THE BOSTON GLOBE – The executives who run Candela had several reasons to pick Marlborough for their global headquarters: ample office space, good highway access, the company’s long local history.
There’s also that roughly $800,000 package of state and local tax incentives.
The Economic Assistance Coordinating Council approved $500,000 in state tax credits today for Candela, a maker of cosmetic lasers, to help offset its relocation costs. City officials previously agreed to kick in property tax breaks valued at nearly $280,000.
In return, Candela plans to add 100 new jobs jobs in Marlborough by mid-2022 and retain another 200 local jobs. It wasn’t the biggest corporate handout doled out today — that prize goes to the $1.8 million award to help persuade uniform and linen supplier Unitex to open a new facility, with 360 full-time jobs, in Lawrence. But the gift was still consequential — it helps cement Candela’s presence here.
That wasn’t always guaranteed. Candela was struggling financially when an Israeli company, Syneron, scooped it up in 2010. Geoff Crouse, Candela’s current chief executive, says Syneron considered moving the HQ to Israel but eventually opted to maintain dual headquarters. Later, the company considered turning its Irvine, Calif., office into its main corporate home. But Crouse says those plans never materialized.
Then an affiliate of private equity firm Apax Partners acquired the business — known as Syneron Candela at the time — in 2017 for nearly $400 million. The new owners doubled down on Massachusetts. The two corporate offices were merged into one at Candela’s longtime home in Wayland. And the Syneron name was just dropped, in favor of the 50-year-old Massachusetts brand.
The move to Marlborough, expected later this summer, ties things together. Candela is bursting at the seams in Wayland, with the additional back-office staff there, post-consolidation. The new Marlborough space, in a long-vacant building, offers more breathing room. (Most people are leaving Wayland, but Crouse says the manufacturing work will stay behind.)
Marlborough can add Candela to a long list of wins. Big corporate names have been piling into the city in recent years: TJX Cos., Boston Scientific, GE Healthcare, Whole Foods, Allegro Microsystems, Quest Diagnostics. They helped fill much of the space that HP and Fidelity Investments left behind. Local tax breaks play a big role: Meredith Harris, head of the Marlborough Economic Development Corp., says the city currently has 13 active property tax abatements in place for its corporate community.
Crouse admits it would be tough to move out of Massachusetts, considering the talents of its engineers and other local workers and the company’s close ties to Mass. General researchers and doctors. But Crouse also says the tax credits are necessary to support Candela’s significant financial investment in the Marlborough project; the 900-person company generates about $400 million a year in revenue.
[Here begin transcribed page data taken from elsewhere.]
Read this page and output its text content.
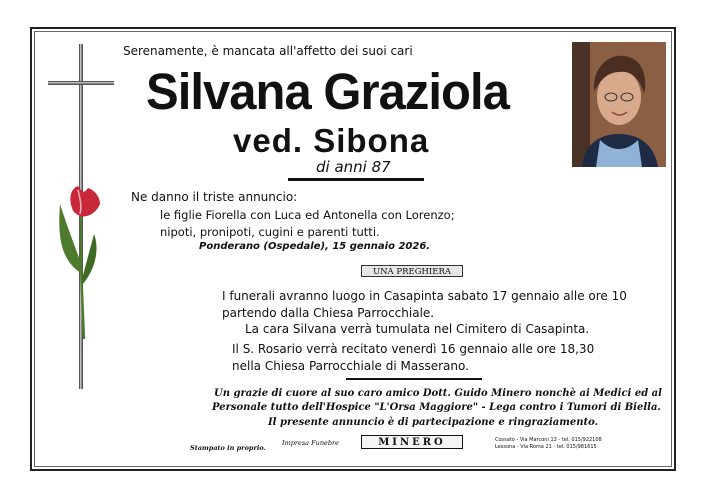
Serenamente, è mancata all'affetto dei suoi cari
Silvana Graziola
ved. Sibona
di anni 87
Ne danno il triste annuncio:
le figlie Fiorella con Luca ed Antonella con Lorenzo;
nipoti, pronipoti, cugini e parenti tutti.
Ponderano (Ospedale), 15 gennaio 2026.
UNA PREGHIERA
I funerali avranno luogo in Casapinta sabato 17 gennaio alle ore 10
partendo dalla Chiesa Parrocchiale.
La cara Silvana verrà tumulata nel Cimitero di Casapinta.
Il S. Rosario verrà recitato venerdì 16 gennaio alle ore 18,30
nella Chiesa Parrocchiale di Masserano.
Un grazie di cuore al suo caro amico Dott. Guido Minero nonchè ai Medici ed al
Personale tutto dell'Hospice "L'Orsa Maggiore" - Lega contro i Tumori di Biella.
Il presente annuncio è di partecipazione e ringraziamento.
Stampato in proprio.
Impresa Funebre	MINERO	Cossato - Via Marconi 13 - tel. 015/922108
Lessona - Via Roma 21 - tel. 015/981615
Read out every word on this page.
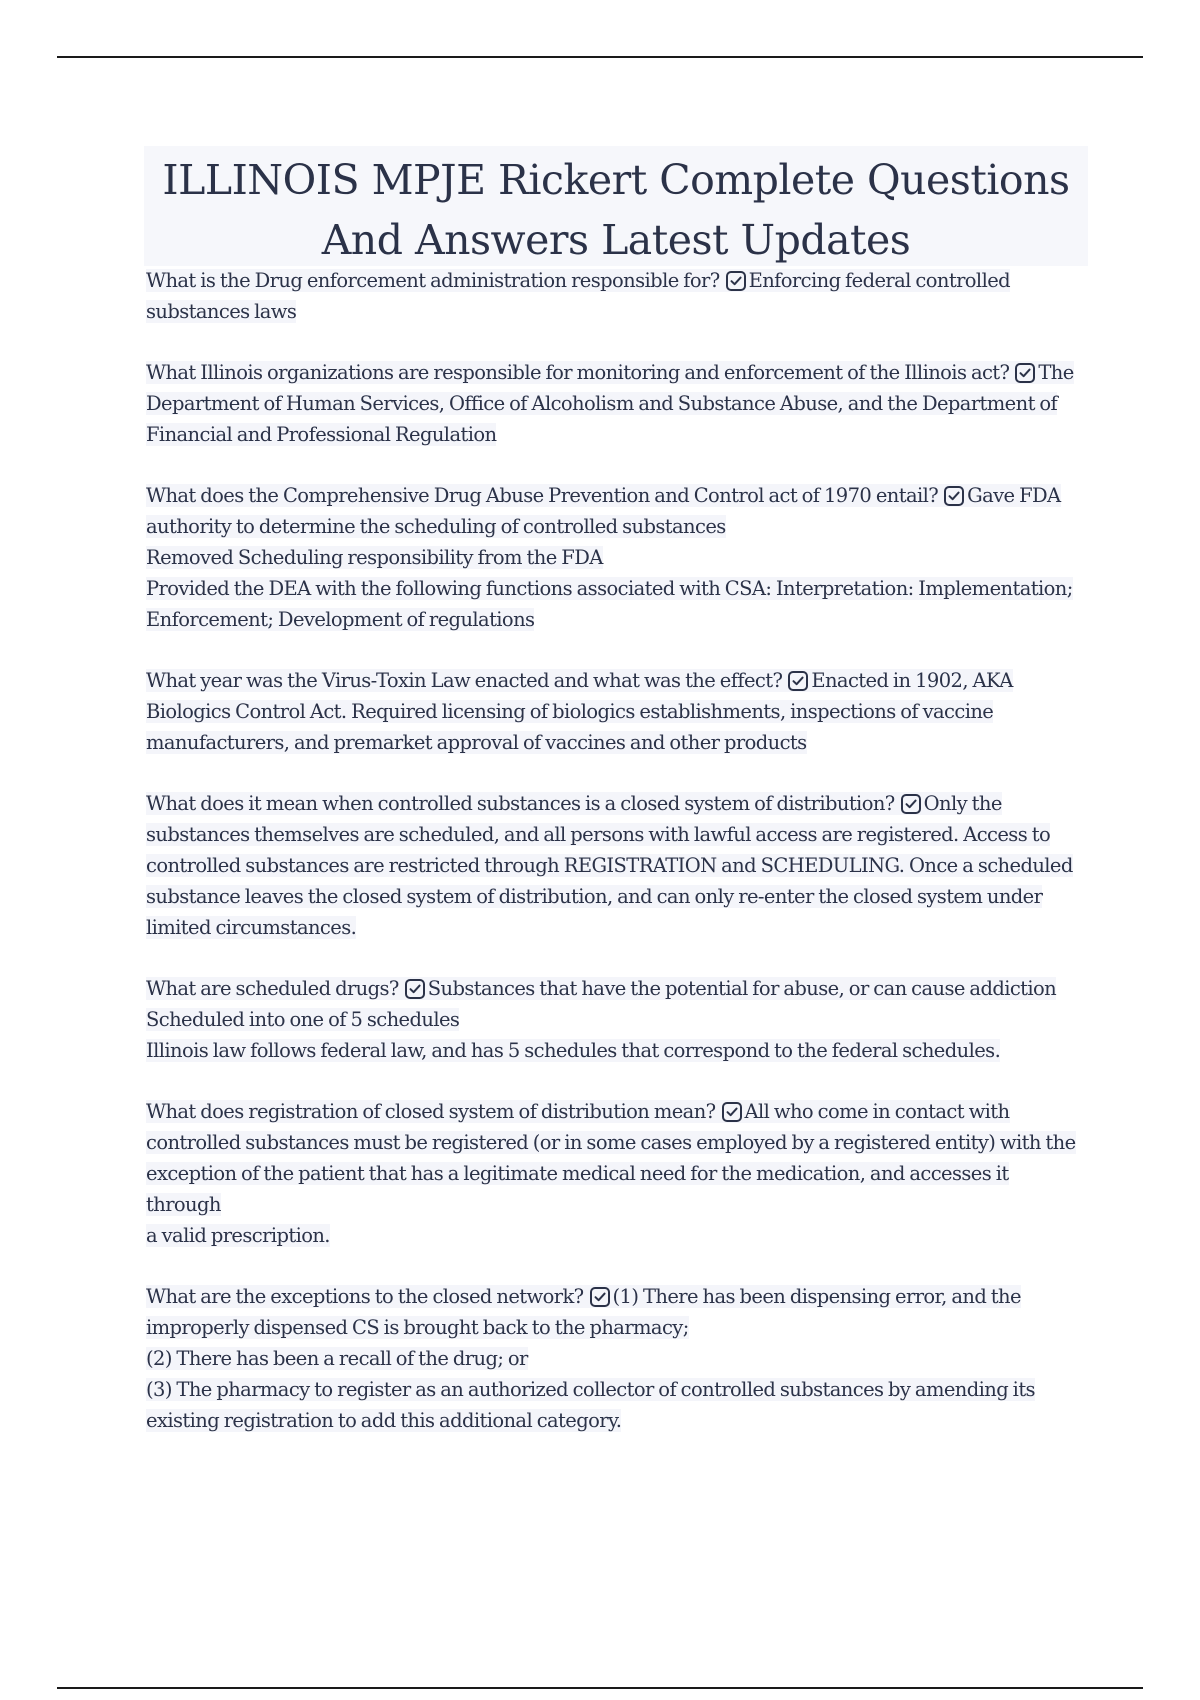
ILLINOIS MPJE Rickert Complete Questions
And Answers Latest Updates

What is the Drug enforcement administration responsible for? Enforcing federal controlled
substances laws

What Illinois organizations are responsible for monitoring and enforcement of the Illinois act? The
Department of Human Services, Office of Alcoholism and Substance Abuse, and the Department of
Financial and Professional Regulation

What does the Comprehensive Drug Abuse Prevention and Control act of 1970 entail? Gave FDA
authority to determine the scheduling of controlled substances
Removed Scheduling responsibility from the FDA
Provided the DEA with the following functions associated with CSA: Interpretation: Implementation;
Enforcement; Development of regulations

What year was the Virus-Toxin Law enacted and what was the effect? Enacted in 1902, AKA
Biologics Control Act. Required licensing of biologics establishments, inspections of vaccine
manufacturers, and premarket approval of vaccines and other products

What does it mean when controlled substances is a closed system of distribution? Only the
substances themselves are scheduled, and all persons with lawful access are registered. Access to
controlled substances are restricted through REGISTRATION and SCHEDULING. Once a scheduled
substance leaves the closed system of distribution, and can only re-enter the closed system under
limited circumstances.

What are scheduled drugs? Substances that have the potential for abuse, or can cause addiction
Scheduled into one of 5 schedules
Illinois law follows federal law, and has 5 schedules that correspond to the federal schedules.

What does registration of closed system of distribution mean? All who come in contact with
controlled substances must be registered (or in some cases employed by a registered entity) with the
exception of the patient that has a legitimate medical need for the medication, and accesses it through
a valid prescription.

What are the exceptions to the closed network? (1) There has been dispensing error, and the
improperly dispensed CS is brought back to the pharmacy;
(2) There has been a recall of the drug; or
(3) The pharmacy to register as an authorized collector of controlled substances by amending its
existing registration to add this additional category.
These state incentives could be getting more scrutiny on Beacon Hill. Senator Jamie Eldridge says he plans to file legislation in the coming weeks that would impose new limits on state-funded corporate handouts. Eldridge has pushed similar proposals in previous legislative sessions. (Ironically, Candela’s new home is in Eldridge’s Senate district.) Eldridge concedes the Candela award is relatively modest. But he would prefer that state money used for corporate tax credits instead be spent on transportation and workforce training.
Any reforms at the State House would take place long after Candela gets settled into its new digs. As long as the state continues to offer assistance, it’s hard to blame thriving companies for knocking on the door and asking for a little help with their growth.